We gaan de tijd van Advent in. Wachten, uitzien naar. Classispredikant Arie van der Maas is er aan toe. De eerste van vier meditaties bij Advent gebaseerd op de theologie van Andrew Root.
We gaan de tijd van Advent in. Wachten, uitzien naar. Ik ben eraan toe. Als er één woord is dat in de afgelopen tijd in kerk en theologie in de aandacht is gekomen, dan is dat wel ‘wachten’. Er is groeiende belangstelling voor het theologische werk van Andrew RootVerder lezenWie is Andrew Root?. Onlangs was hij in Nederland. Dit voorjaar verscheen van hem een boekje, in het Nederlands Wachten op God. Root benoemt wat sluimerde en aan het opkomen is. Het is nodig dat in kerk en gemeenten de inhoud van theologie en geloven weer voorrang krijgt. Dat we de vraag naar God, naar het kennen van God, wie God is, weer benoemen en centraal stellen. Dat we leren opmerkzaam te worden hoe en waar God aanwezig en bezig is.
Opnieuw leren wachten
Daarom ben ik toe aan Advent. Als het besef groeit dat het van belang is opnieuw te leren wachten op God, dan hebben we daarbij ook woorden, beelden en verhalen nodig. In de zoektocht daarnaar denk ik dat de rijke traditie van Advent hier een prachtige bron van inspiratie kan zijn. Vier weken lang worden we uitgenodigd ons open te stellen voor het dichtbij komen van God. Weken van verdieping en verlangen. Om met liederen, mooie tradities en verhalen te doordenken, doorvoelen en te delen wat het zou kunnen zijn, dat wachten op God.
Toen ik zelf eind vorig jaar een aantal maanden werd stilgezet, ben ik bezig geweest met deze vragen. Ik verbleef in zekere zin gedwongen in een wachtkamer. Een van de boeken die mij in mijn persoonlijke verlangen naar nieuwe nabijheid van God raakte, is Aufbruch ins Licht van de Duitse theoloog en mysticus Marion Küstenmacher (aan een Nederlandse vertaling wordt momenteel gewerkt). Zij weet op contemplatieve maar ook bijbels-theologisch verantwoorde wijze uit Bijbel en traditie pareltjes naar voren te halen voor de tijd van Advent tot Epifanie.
Met liefde wachten
Hieruit wil ik op de drempel van deze adventstijd de blik alvast een moment richten op Simeon.
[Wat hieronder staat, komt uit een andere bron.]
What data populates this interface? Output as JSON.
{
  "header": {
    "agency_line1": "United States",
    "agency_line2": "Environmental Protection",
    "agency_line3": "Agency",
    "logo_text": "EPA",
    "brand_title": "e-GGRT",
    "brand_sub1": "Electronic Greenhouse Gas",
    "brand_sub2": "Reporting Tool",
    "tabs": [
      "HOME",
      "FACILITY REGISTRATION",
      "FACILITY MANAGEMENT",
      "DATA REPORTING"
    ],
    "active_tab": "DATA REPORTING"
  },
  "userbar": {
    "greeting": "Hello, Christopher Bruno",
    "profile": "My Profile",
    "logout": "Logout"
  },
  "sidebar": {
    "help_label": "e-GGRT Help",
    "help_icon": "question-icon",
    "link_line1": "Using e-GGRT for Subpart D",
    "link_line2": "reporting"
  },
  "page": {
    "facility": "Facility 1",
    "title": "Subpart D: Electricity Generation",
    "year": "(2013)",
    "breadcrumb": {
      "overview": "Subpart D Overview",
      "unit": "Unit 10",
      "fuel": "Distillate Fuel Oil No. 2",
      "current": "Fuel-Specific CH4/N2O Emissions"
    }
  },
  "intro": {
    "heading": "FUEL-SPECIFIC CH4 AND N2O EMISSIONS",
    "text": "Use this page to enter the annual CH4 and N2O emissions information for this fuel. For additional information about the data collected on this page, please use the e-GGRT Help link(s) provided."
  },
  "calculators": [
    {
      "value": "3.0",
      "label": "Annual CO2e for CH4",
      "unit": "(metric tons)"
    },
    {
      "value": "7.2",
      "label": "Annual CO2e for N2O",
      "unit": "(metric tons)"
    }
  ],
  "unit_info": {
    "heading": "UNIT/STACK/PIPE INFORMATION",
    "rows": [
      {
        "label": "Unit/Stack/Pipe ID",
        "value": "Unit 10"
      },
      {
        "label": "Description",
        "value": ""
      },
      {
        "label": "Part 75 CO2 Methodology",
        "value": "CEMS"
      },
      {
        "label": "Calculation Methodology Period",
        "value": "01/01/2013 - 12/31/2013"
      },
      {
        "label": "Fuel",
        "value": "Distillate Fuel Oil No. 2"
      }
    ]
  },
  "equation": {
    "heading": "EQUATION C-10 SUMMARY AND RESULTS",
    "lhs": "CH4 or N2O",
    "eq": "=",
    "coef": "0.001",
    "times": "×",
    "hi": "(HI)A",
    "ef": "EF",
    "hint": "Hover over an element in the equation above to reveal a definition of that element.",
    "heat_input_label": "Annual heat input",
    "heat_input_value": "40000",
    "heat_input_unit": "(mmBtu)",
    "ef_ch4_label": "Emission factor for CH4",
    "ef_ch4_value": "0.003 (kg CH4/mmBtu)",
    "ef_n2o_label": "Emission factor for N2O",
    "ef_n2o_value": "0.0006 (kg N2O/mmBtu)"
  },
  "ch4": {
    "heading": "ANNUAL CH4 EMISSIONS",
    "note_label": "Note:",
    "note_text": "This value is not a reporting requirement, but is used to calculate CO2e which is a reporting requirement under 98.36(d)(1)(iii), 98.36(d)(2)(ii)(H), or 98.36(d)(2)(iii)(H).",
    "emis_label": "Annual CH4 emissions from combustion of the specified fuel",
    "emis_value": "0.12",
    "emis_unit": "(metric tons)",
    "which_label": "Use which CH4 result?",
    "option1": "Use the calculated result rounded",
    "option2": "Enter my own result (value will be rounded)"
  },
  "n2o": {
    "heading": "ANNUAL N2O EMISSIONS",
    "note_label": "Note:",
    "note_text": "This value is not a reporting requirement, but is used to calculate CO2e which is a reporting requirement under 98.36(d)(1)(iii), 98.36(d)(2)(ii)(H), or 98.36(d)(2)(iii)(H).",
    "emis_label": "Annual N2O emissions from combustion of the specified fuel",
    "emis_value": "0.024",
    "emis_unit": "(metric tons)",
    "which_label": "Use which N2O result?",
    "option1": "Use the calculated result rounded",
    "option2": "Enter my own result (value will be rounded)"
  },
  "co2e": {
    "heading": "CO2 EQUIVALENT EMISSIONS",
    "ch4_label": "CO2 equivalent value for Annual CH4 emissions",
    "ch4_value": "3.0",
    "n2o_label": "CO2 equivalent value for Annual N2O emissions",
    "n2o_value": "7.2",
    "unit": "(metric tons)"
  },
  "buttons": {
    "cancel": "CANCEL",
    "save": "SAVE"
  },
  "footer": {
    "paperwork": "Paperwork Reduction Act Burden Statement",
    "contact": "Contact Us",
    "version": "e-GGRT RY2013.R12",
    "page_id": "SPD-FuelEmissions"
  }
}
Doorgaans kruist hij onze wegen pas eind december. Voor de kunst van het wachten vertelt Lucas over de oude Simeon. Men zei dat hij niet zou sterven voordat hij de Messias zou hebben gezien. En zo wachtte Simeon, dag aan dag, maand op maand, jaar na jaar. Hij keek uit of hij de Messias aantrof, zijn zoekende blik ging door de straten van de stad, hij keek mensen in de ogen. Hij trof er de Messias niet maar leerde mensen kennen. Hij leerde in hun harten te lezen, hun hoop en vrees, hun zorgen en vreugdes. Zo raakte zijn hart gevuld met liefde voor mensen, en zo werd hij een meester in het wachten. En degenen die hem eerst maar wat vreemd vonden, werden blij zo iemand in hun midden te hebben. Rond hem hing een sfeer van hoop en vertrouwen.
Maar uitgerekend hij die in Israël met de grootste trouw de Messias verwachtte, beleefde geen heilige nacht. Simeon zag geen ster, hij hoorde geen engelen en hij stond niet bij de kribbe. In de nacht der nachten sprak de heilige Geest niet tot hem. God liet hem wachten. Zoals hij hem al die jaren had laten wachten. Veertig dagen lang gebeurde er niets. Toen zag hij de pasgeborene in de tempel. En wat Simeon zag, zag hij. Beelden kwamen samen die Simeon al die jaren in zijn hart had verzameld: verdriet, pijn, zorgen, moeite, hoop, hartstocht, vreugde, geluk, alles wat leeft had een plek in de ogen van dit kind. En Simeon begreep: in dat alles, door al die ogen, heeft God mij aangekeken. Het menselijke en het goddelijke, het is allemaal ook nu in dit kind volledig aanwezig.
Wachten met Simeon. Wachten en opmerkzaam zijn. De komende weken, of langer. Met geduld. En met veel liefde.